Escrever mensagens que geram resposta e convite para a conversa é uma habilidade que muda o jogo para quem vive de vendas pela internet. O curso Jogo do Texto, de Elias Maman, foi pensado justamente para quem quer transformar palavras em oportunidades: desde a legenda do Instagram até a primeira abordagem no direct, passando por roteiros de Stories, WhatsApp, e-mails e páginas de captura. Neste artigo, você vai entender a proposta do treinamento, o que o diferencia, para quem faz sentido (e para quem não faz), além de ver exemplos práticos de aplicação imediata.
A ideia central é simples: quando o texto certo encontra a pessoa certa no momento certo, a chance de iniciar um diálogo de vendas sobe de forma consistente. O Jogo do Texto organiza esse processo, entendendo que vender por texto é um conjunto de microdecisões — ganchos, perguntas, ofertas, chamadas para ação — todas construídas com pesquisa, clareza e ritmo. Sem promessas milagrosas: o foco é técnica + prática + análise de resultados.
O Jogo do Texto é um treinamento orientado à prática de copywriting aplicada a canais cotidianos: redes sociais, DMs, WhatsApp, e-mail e páginas simples. Em vez de ficar restrito a teoria, o curso leva você a escrever, testar e lapidar mensagens curtas e diretas, com o objetivo de gerar respostas, agendar conversas, qualificar leads e avançar cada contato para a próxima etapa do funil.
Uma das forças do método é o foco em “mensagens que movem”. A construção de uma boa copy não precisa ser longa; precisa ser específica, relevante e fácil de entender. O curso trabalha a clareza como vantagem competitiva: o leitor precisa decodificar rapidamente qual é a promessa, por que aquilo é importante e o que fazer em seguida. Com isso, o Jogo do Texto se encaixa tanto para quem vende serviços (consultorias, mentorias, profissionais liberais), quanto para quem vende infoprodutos ou e-commerce dirigido por relacionamento.
A metodologia parte de um diagnóstico do seu cenário atual (produto, público, canal principal e principal trava de conversão), evolui para a montagem de um banco de ganchos e ofertas e se torna uma rotina de escrita diária curta, porém consistente. O curso apresenta frameworks clássicos (AIDA, PAS, Before–After–Bridge, 4 Ps) adaptados para contextos rápidos como o Instagram, além de variações específicas para DM e WhatsApp.
Você aprende a organizar uma “linha editorial de conversão”, definindo 3 a 5 temas de alto impacto para suas comunicações e alternando entre conteúdos de chamada, educação e convite direto. O método ressalta a importância de pedidos claros (CTA) e de conversas orientadas por perguntas abertas que qualificam o lead. No fim, fica um ciclo simples: escrever, enviar, medir, ajustar e repetir.

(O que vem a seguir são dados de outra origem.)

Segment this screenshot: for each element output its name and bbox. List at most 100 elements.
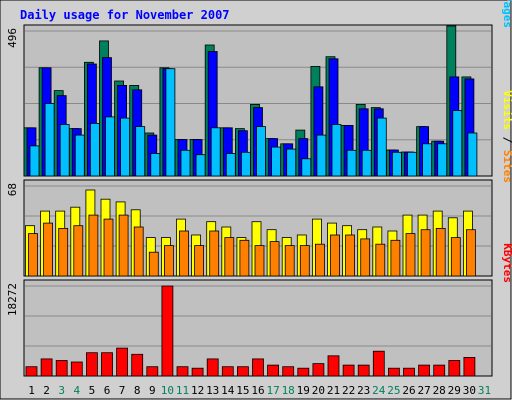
bar-kbytes-day-12 [191,367,204,377]
bar-kbytes-day-4 [70,361,83,377]
bar-kbytes-day-5 [86,352,98,377]
x-tick-label-day-26: 26 [402,384,415,397]
bar-sites-day-2 [43,222,53,277]
x-tick-label-day-19: 19 [297,384,310,397]
bar-sites-day-4 [73,225,84,277]
bar-sites-day-5 [88,214,99,277]
bar-pages-day-12 [195,154,206,177]
panel-axis-legend: KBytes [501,243,512,283]
x-tick-label-day-22: 22 [342,384,355,397]
bar-sites-day-27 [420,229,431,277]
bar-kbytes-day-26 [403,367,415,377]
x-tick-label-day-28: 28 [433,384,446,397]
bar-pages-day-5 [90,123,100,177]
bar-sites-day-15 [239,239,250,277]
bar-pages-day-14 [225,153,236,177]
bar-pages-day-6 [105,116,115,177]
bar-sites-day-3 [58,227,69,277]
panel-axis-legend: Visits / Sites [501,90,512,183]
bar-kbytes-day-27 [418,364,431,377]
x-tick-label-day-13: 13 [206,384,219,397]
bar-sites-day-16 [254,245,265,277]
bar-pages-day-9 [150,153,161,177]
x-tick-label-day-7: 7 [119,384,126,397]
x-tick-label-day-25: 25 [387,384,400,397]
x-tick-label-day-2: 2 [43,384,50,397]
panel-max-label: 18272 [6,283,19,316]
x-tick-label-day-5: 5 [89,384,96,397]
x-tick-label-day-12: 12 [191,384,204,397]
bar-sites-day-9 [148,251,159,277]
bar-pages-day-23 [361,149,372,177]
bar-sites-day-28 [435,227,446,277]
x-tick-label-day-14: 14 [221,384,235,397]
bar-sites-day-13 [209,230,220,277]
bar-pages-day-20 [316,134,327,177]
bar-pages-day-17 [271,146,282,177]
x-tick-label-day-21: 21 [327,384,340,397]
bar-kbytes-day-29 [448,360,461,377]
bar-kbytes-day-14 [221,366,234,377]
bar-pages-day-24 [376,117,387,177]
x-tick-label-day-24: 24 [372,384,386,397]
bar-pages-day-7 [120,117,130,177]
bar-sites-day-30 [465,229,476,277]
bar-sites-day-25 [390,239,401,277]
bar-pages-day-3 [59,124,70,177]
bar-kbytes-day-22 [342,364,355,377]
bar-pages-day-27 [422,143,433,177]
legend-entry-visits: Visits [501,90,512,130]
x-tick-label-day-6: 6 [104,384,111,397]
bar-sites-day-20 [314,243,325,277]
bar-sites-day-21 [330,234,340,277]
chart-panel-1: 496 Hits / Files / Pages [6,0,512,177]
bar-pages-day-10 [165,68,176,177]
bar-kbytes-day-3 [55,360,68,377]
bar-kbytes-day-11 [176,366,189,377]
bar-sites-day-11 [179,230,189,277]
bar-pages-day-30 [467,132,478,177]
x-tick-label-day-8: 8 [134,384,141,397]
bar-pages-day-21 [331,124,342,177]
bar-pages-day-11 [180,149,191,177]
bar-sites-day-22 [345,234,356,277]
chart-panel-2: 68 Visits / Sites [6,90,512,277]
legend-entry-sites: Sites [501,150,512,183]
bar-kbytes-day-13 [206,358,219,377]
bar-kbytes-day-8 [131,353,144,377]
bar-sites-day-7 [118,214,129,277]
x-tick-label-day-30: 30 [463,384,476,397]
chart-title: Daily usage for November 2007 [20,8,230,22]
panel-axis-legend: Hits / Files / Pages [501,0,512,28]
bar-kbytes-day-6 [101,352,113,377]
bar-sites-day-10 [163,245,174,277]
bar-kbytes-day-16 [252,358,264,377]
bar-kbytes-day-17 [267,364,280,377]
bar-sites-day-8 [133,226,144,277]
legend-entry-pages: Pages [501,0,512,28]
legend-entry-kbytes: KBytes [501,243,512,283]
bar-kbytes-day-18 [282,366,295,377]
x-tick-label-day-29: 29 [448,384,461,397]
bar-pages-day-16 [256,126,266,177]
bar-pages-day-28 [437,143,448,177]
bar-sites-day-6 [103,218,114,277]
panel-max-label: 68 [6,183,19,196]
bar-kbytes-day-9 [146,366,159,377]
bar-kbytes-day-23 [357,364,370,377]
bar-sites-day-26 [405,233,416,277]
x-tick-label-day-10: 10 [161,384,174,397]
x-tick-label-day-16: 16 [251,384,264,397]
x-tick-label-day-23: 23 [357,384,370,397]
bar-pages-day-15 [240,151,251,177]
bar-pages-day-4 [74,134,85,177]
bar-kbytes-day-2 [40,358,53,377]
bar-sites-day-14 [224,237,235,277]
bar-kbytes-day-25 [387,367,400,377]
bar-kbytes-day-30 [463,356,476,377]
bar-kbytes-day-10 [161,285,174,377]
bar-sites-day-23 [360,238,371,277]
x-tick-label-day-27: 27 [417,384,430,397]
bar-sites-day-18 [284,245,295,277]
bar-kbytes-day-1 [25,366,38,377]
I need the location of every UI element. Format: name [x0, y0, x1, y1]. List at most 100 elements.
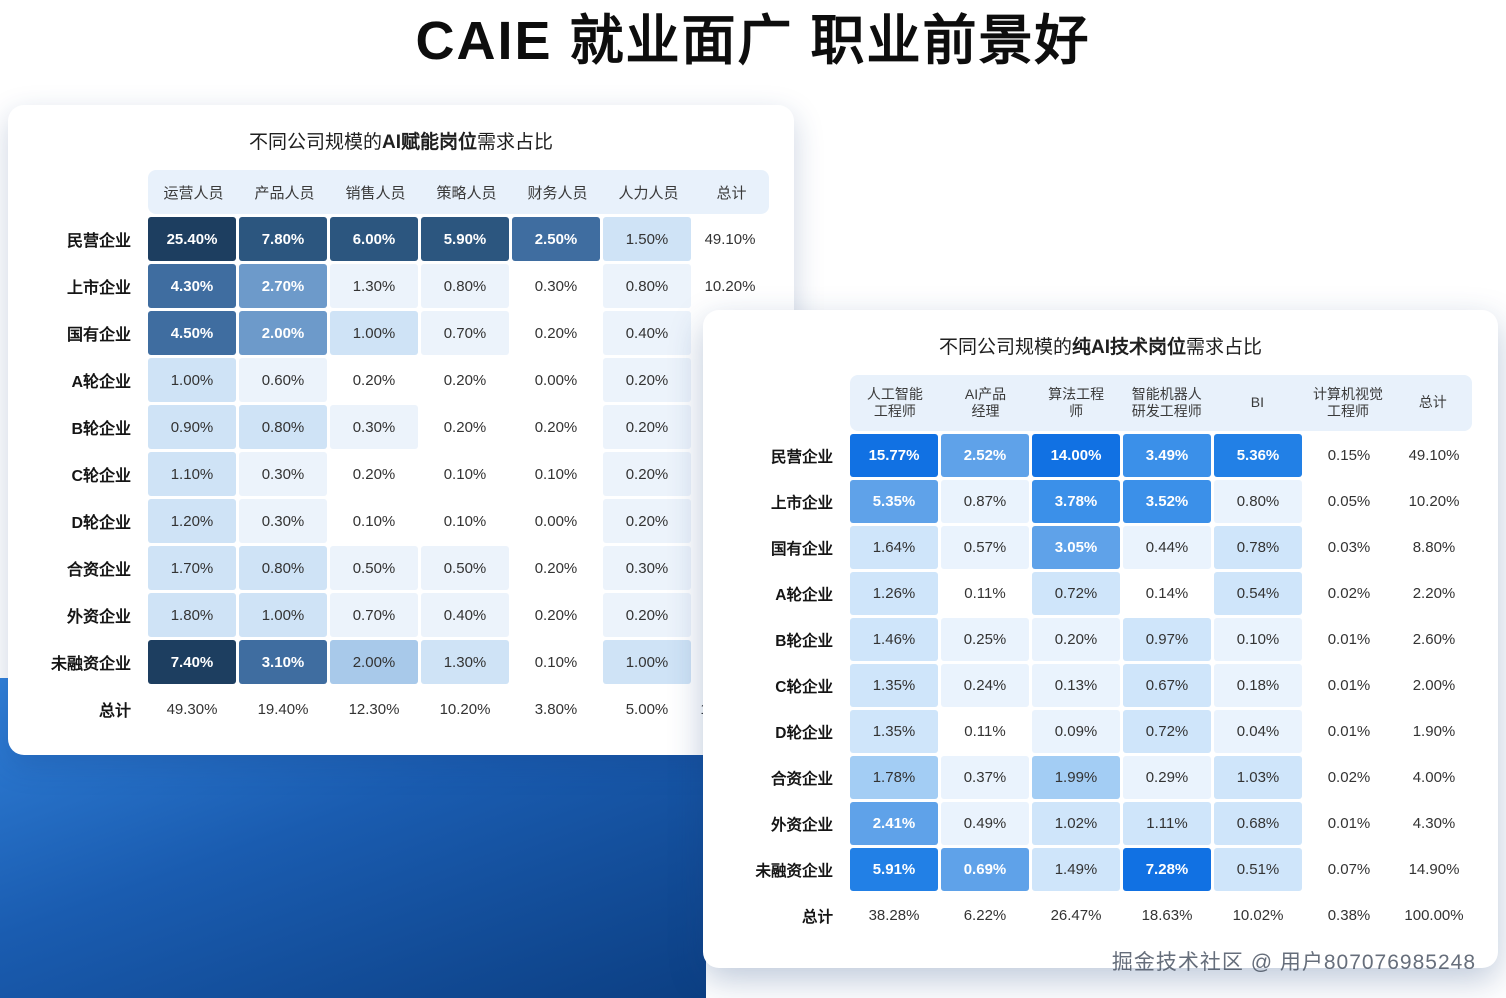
heatmap-cell: 0.01% [1305, 710, 1393, 753]
totals-row-label: 总计 [801, 908, 833, 926]
row-label: D轮企业 [71, 515, 131, 532]
heatmap-cell: 3.49% [1123, 434, 1211, 477]
heatmap-cell: 0.01% [1305, 618, 1393, 661]
row-label: A轮企业 [775, 586, 833, 604]
column-total-cell: 5.00% [625, 700, 669, 718]
heatmap-cell: 2.52% [941, 434, 1029, 477]
heatmap-cell: 0.03% [1305, 526, 1393, 569]
heatmap-cell: 0.97% [1123, 618, 1211, 661]
card-pure-ai-title: 不同公司规模的纯AI技术岗位需求占比 [729, 332, 1472, 359]
heatmap-row: D轮企业 1.35% 0.11% 0.09% 0.72% 0.04% 0.01% 1.90% [729, 710, 1472, 753]
row-total-cell: 1.90% [1396, 710, 1472, 753]
heatmap-cell: 0.20% [421, 405, 509, 449]
heatmap-cell: 0.15% [1305, 434, 1393, 477]
row-label: A轮企业 [71, 374, 131, 391]
column-total-cell: 6.22% [963, 907, 1007, 924]
card-ai-enabled-title: 不同公司规模的AI赋能岗位需求占比 [32, 127, 770, 154]
corner-spacer [729, 375, 850, 431]
heatmap-cell: 1.00% [330, 311, 418, 355]
card-title-bold: 纯AI技术岗位 [1071, 337, 1186, 358]
row-label: 外资企业 [770, 816, 833, 834]
heatmap-cell: 0.20% [330, 452, 418, 496]
heatmap-cell: 0.10% [330, 499, 418, 543]
heatmap-cell: 5.90% [421, 217, 509, 261]
row-label: D轮企业 [775, 724, 833, 742]
card-title-bold: AI赋能岗位 [381, 132, 477, 153]
heatmap-cell: 0.90% [148, 405, 236, 449]
card-title-suffix: 需求占比 [477, 132, 554, 153]
heatmap-row: 未融资企业7.40%3.10%2.00%1.30%0.10%1.00%14.90… [32, 640, 770, 684]
heatmap-cell: 0.10% [1214, 618, 1302, 661]
heatmap-cell: 0.68% [1214, 802, 1302, 845]
heatmap-cell: 1.26% [850, 572, 938, 615]
heatmap-cell: 0.44% [1123, 526, 1211, 569]
heatmap-cell: 0.10% [421, 499, 509, 543]
heatmap-cell: 0.20% [512, 593, 600, 637]
heatmap-cell: 1.50% [603, 217, 691, 261]
column-header: AI产品 经理 [940, 375, 1031, 431]
heatmap-cell: 2.50% [512, 217, 600, 261]
heatmap-cell: 1.35% [850, 710, 938, 753]
row-label: 民营企业 [770, 448, 833, 466]
heatmap-cell: 0.20% [1032, 618, 1120, 661]
column-header: 人力人员 [603, 170, 694, 214]
card-title-suffix: 需求占比 [1186, 337, 1263, 358]
heatmap-cell: 5.91% [850, 848, 938, 891]
row-label: 国有企业 [770, 540, 833, 558]
watermark: 掘金技术社区 @ 用户807076985248 [1111, 951, 1476, 974]
row-total-cell: 14.90% [1396, 848, 1472, 891]
heatmap-row: 上市企业 4.30% 2.70% 1.30% 0.80% 0.30% 0.80% 10.20% [32, 264, 770, 308]
heatmap-cell: 0.20% [512, 405, 600, 449]
heatmap-cell: 1.78% [850, 756, 938, 799]
row-label: 未融资企业 [755, 862, 833, 880]
column-total-cell: 3.80% [534, 700, 578, 718]
row-label: 合资企业 [770, 770, 833, 788]
column-header: 销售人员 [330, 170, 421, 214]
heatmap-cell: 1.30% [330, 264, 418, 308]
heatmap-cell: 1.70% [148, 546, 236, 590]
heatmap-cell: 1.10% [148, 452, 236, 496]
heatmap-cell: 0.20% [603, 593, 691, 637]
heatmap-table-pure-ai: 人工智能 工程师 AI产品 经理 算法工程 师智能机器人 研发工程师 BI 计算机视觉 … [729, 375, 1473, 937]
heatmap-cell: 0.24% [941, 664, 1029, 707]
heatmap-cell: 0.40% [421, 593, 509, 637]
row-label: 民营企业 [66, 233, 131, 250]
heatmap-cell: 0.50% [330, 546, 418, 590]
heatmap-cell: 0.70% [421, 311, 509, 355]
heatmap-cell: 0.37% [941, 756, 1029, 799]
heatmap-row: 民营企业 25.40% 7.80% 6.00% 5.90% 2.50% 1.50% 49.10… [32, 217, 770, 261]
heatmap-cell: 0.05% [1305, 480, 1393, 523]
row-total-cell: 49.10% [694, 217, 766, 261]
heatmap-cell: 2.70% [239, 264, 327, 308]
heatmap-cell: 0.25% [941, 618, 1029, 661]
page-title: CAIE 就业面广 职业前景好 [415, 11, 1091, 71]
heatmap-cell: 0.69% [941, 848, 1029, 891]
heatmap-cell: 3.10% [239, 640, 327, 684]
column-total-cell: 0.38% [1327, 907, 1371, 924]
heatmap-cell: 0.30% [512, 264, 600, 308]
heatmap-cell: 0.00% [512, 358, 600, 402]
heatmap-cell: 0.20% [512, 311, 600, 355]
heatmap-header-row: 运营人员 产品人员 销售人员 策略人员 财务人员 人力人员 总计 [32, 170, 770, 214]
heatmap-cell: 0.40% [603, 311, 691, 355]
heatmap-totals-row: 总计49.30%19.40%12.30%10.20%3.80%5.00%100.… [32, 687, 770, 731]
heatmap-cell: 0.10% [512, 452, 600, 496]
row-label: C轮企业 [71, 468, 131, 485]
heatmap-cell: 1.20% [148, 499, 236, 543]
row-total-cell: 10.20% [694, 264, 766, 308]
heatmap-cell: 0.57% [941, 526, 1029, 569]
heatmap-cell: 5.36% [1214, 434, 1302, 477]
heatmap-cell: 1.02% [1032, 802, 1120, 845]
heatmap-cell: 0.78% [1214, 526, 1302, 569]
column-header: 算法工程 师 [1030, 375, 1122, 431]
heatmap-cell: 1.35% [850, 664, 938, 707]
row-total-cell: 4.00% [1396, 756, 1472, 799]
heatmap-cell: 0.30% [330, 405, 418, 449]
row-total-cell: 2.20% [1396, 572, 1472, 615]
heatmap-row: C轮企业 1.35% 0.24% 0.13% 0.67% 0.18% 0.01% 2.00% [729, 664, 1472, 707]
row-total-cell: 8.80% [1396, 526, 1472, 569]
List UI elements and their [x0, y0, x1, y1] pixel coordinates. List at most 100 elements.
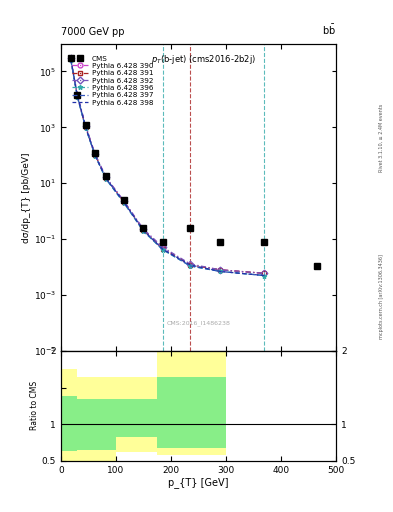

Se você precisa de um empurrão para dar consistência à escrita e transformar ideias em copys testáveis, a proposta do Jogo do Texto é encaixar isso na sua rotina, sem depender de inspirações esporádicas. Para aprofundar seu repertório e comparar trilhas de aprendizado de escrita persuasiva, conheça a PixCursos e entenda como organizar sua jornada de estudos.
Os ganhos mais rápidos normalmente aparecem em métricas de topo e meio de funil: taxa de abertura de e-mails, taxa de resposta nas DMs, cliques em links de Stories e qualidade das conversas iniciadas. Com o avanço da prática, o texto começa a encurtar caminhos: você faz menos “rodeio” e chega ao ponto com educação e precisão.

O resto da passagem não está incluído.